En Ecuador mujeres y disidencias salieron a la calle después de que un grupo de varones violara a una mujer de 35 años en un bar. Días después un femicidio desató una ola xenófoba encabezada por el propio presidente. En Uruguay a una joven la abusaron entre tres dentro de una carpa en Valizas. En un país con casi tres millones y medio de habitantes hay un promedio de dos denuncias de abuso sexual por día. Desde que arrancó el año contabilizaron 39 en 13 días.
No son casos aislados, ni los violadores son monstruos. Son varones que salen a “divertirse” y acosan, acorralan, manosean, abusan de una mujer o adolescente. Grupos de varones, de machos, que se arengan entre ellos, que apuestan. Varones que creen que un no a veces es un sí. Curiosa forma de divertirse.

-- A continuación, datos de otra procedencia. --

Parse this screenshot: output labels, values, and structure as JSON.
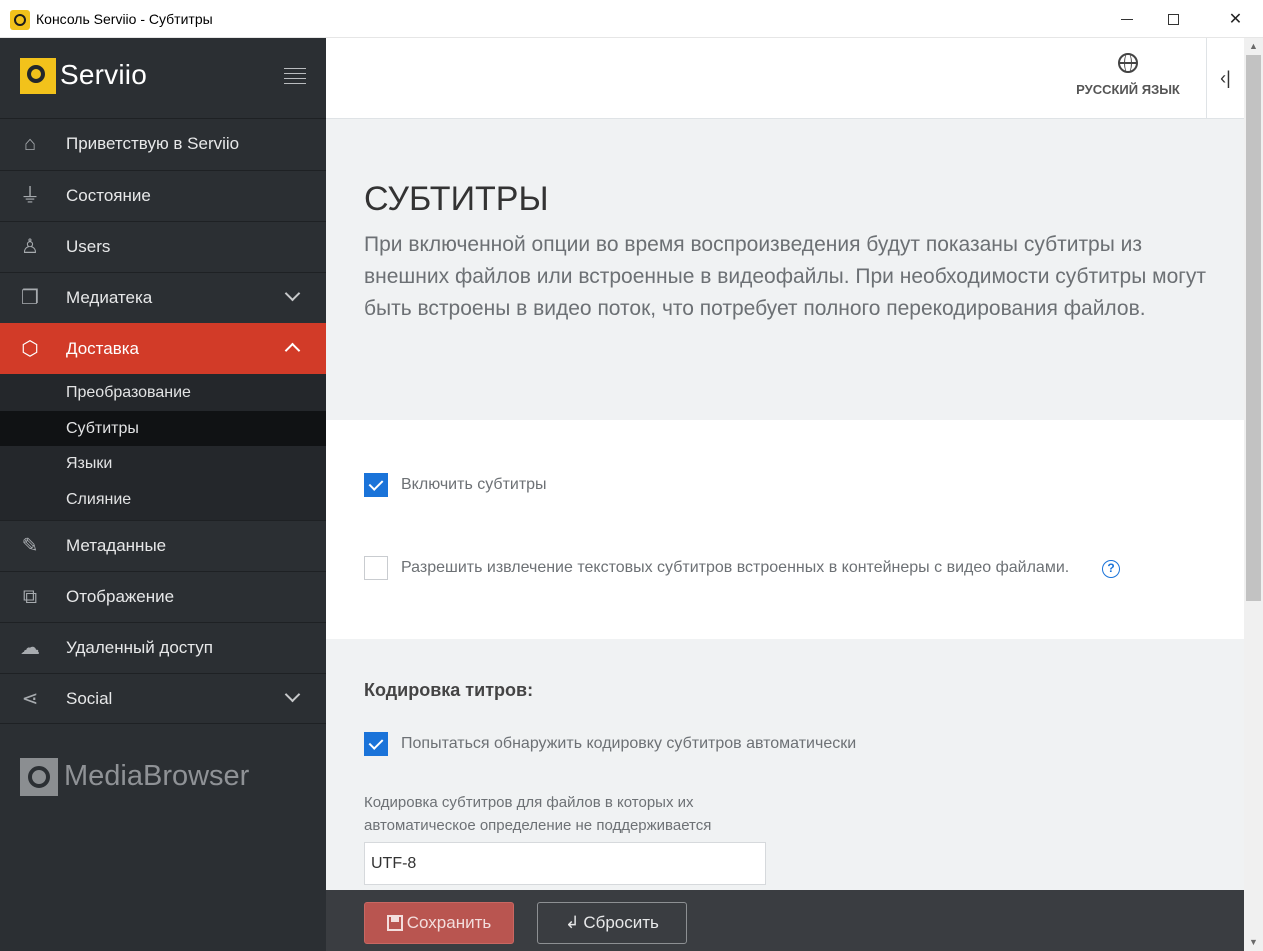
{
  "window": {
    "title": "Консоль Serviio - Субтитры",
    "minimize_glyph": "",
    "close_glyph": "✕"
  },
  "sidebar": {
    "brand": "Serviio",
    "items": [
      {
        "label": "Приветствую в Serviio",
        "icon": "home-icon"
      },
      {
        "label": "Состояние",
        "icon": "plug-icon"
      },
      {
        "label": "Users",
        "icon": "user-icon"
      },
      {
        "label": "Медиатека",
        "icon": "library-icon",
        "expandable": true
      },
      {
        "label": "Доставка",
        "icon": "box-icon",
        "expandable": true,
        "expanded": true,
        "active": true
      },
      {
        "label": "Метаданные",
        "icon": "edit-icon"
      },
      {
        "label": "Отображение",
        "icon": "windows-icon"
      },
      {
        "label": "Удаленный доступ",
        "icon": "cloud-icon"
      },
      {
        "label": "Social",
        "icon": "share-icon",
        "expandable": true
      }
    ],
    "delivery_submenu": [
      {
        "label": "Преобразование"
      },
      {
        "label": "Субтитры",
        "selected": true
      },
      {
        "label": "Языки"
      },
      {
        "label": "Слияние"
      }
    ],
    "footer_brand": "MediaBrowser"
  },
  "topbar": {
    "language_label": "РУССКИЙ ЯЗЫК",
    "collapse_glyph": "‹|"
  },
  "page": {
    "title": "СУБТИТРЫ",
    "description": "При включенной опции во время воспроизведения будут показаны субтитры из внешних файлов или встроенные в видеофайлы. При необходимости субтитры могут быть встроены в видео поток, что потребует полного перекодирования файлов."
  },
  "options": {
    "enable_subtitles": {
      "label": "Включить субтитры",
      "checked": true
    },
    "extract_embedded": {
      "label": "Разрешить извлечение текстовых субтитров встроенных в контейнеры с видео файлами.",
      "checked": false
    },
    "help_glyph": "?"
  },
  "encoding": {
    "title": "Кодировка титров:",
    "auto_detect": {
      "label": "Попытаться обнаружить кодировку субтитров автоматически",
      "checked": true
    },
    "field_label": "Кодировка субтитров для файлов в которых их автоматическое определение не поддерживается",
    "field_value": "UTF-8"
  },
  "footer": {
    "save_label": "Сохранить",
    "reset_label": "Сбросить",
    "reset_glyph": "↲"
  },
  "colors": {
    "accent": "#d23b28",
    "sidebar_bg": "#2b2f33",
    "checkbox_blue": "#1a73d9",
    "save_button": "#b95550"
  }
}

Para las chicas, adolescentes y mujeres la diversión tiene consecuencias. Salir sola, ir a bailar, darle un beso a un desconocido, emborracharse puede ser mortal. ¿Cuántas veces sentimos que estábamos en el lugar equivocado, con la persona equivocada, con la ropa inapropiada? ¿Cuántas veces “zafamos”? ¿Cómo medimos el peligro? ¿Cómo sabemos que un boliche es más seguro que un callejón o que un camping es menos peligroso que la calle? ¿Es la pregunta apropiada ‘adónde estamos seguras’? O mejor ¿Con quiénes estamos a salvo? ¿Por qué somos nosotras las que debemos medir el riesgo? ¿Dónde están las políticas públicas? ¿Por qué sólo las mujeres y disidencias nos hacemos estas preguntas?
En febrero comenzará el carnaval y un grupo de chicas hizo una campaña en la localidad bonaerense Leandro N. Alem. “Estaba en el corso y un grupo de mascaritas me subió a su carroza. Me subieron la remera y me tocaron. La gente miraba y no hacía nada”, dicen en un vídeo coral con voces de varias jóvenes. “A mi no me divierte”, escribieron y llamaron a no ser cómplices.
Pibas que se van “solas” de vacaciones, que salen, habitan la noche, la música, el baile, el meneo y el perreo. Que reivindican el derecho a divertirse a pesar de la advertencia social de que si algo pasa serán ellas las que estaban en el lugar equivocado. Si se pide no culpar ni revictimizar a las víctimas, que no haya una lectura aislada de los casos y se señala el hilo conector. ¿Cuánto más hay que aguantar?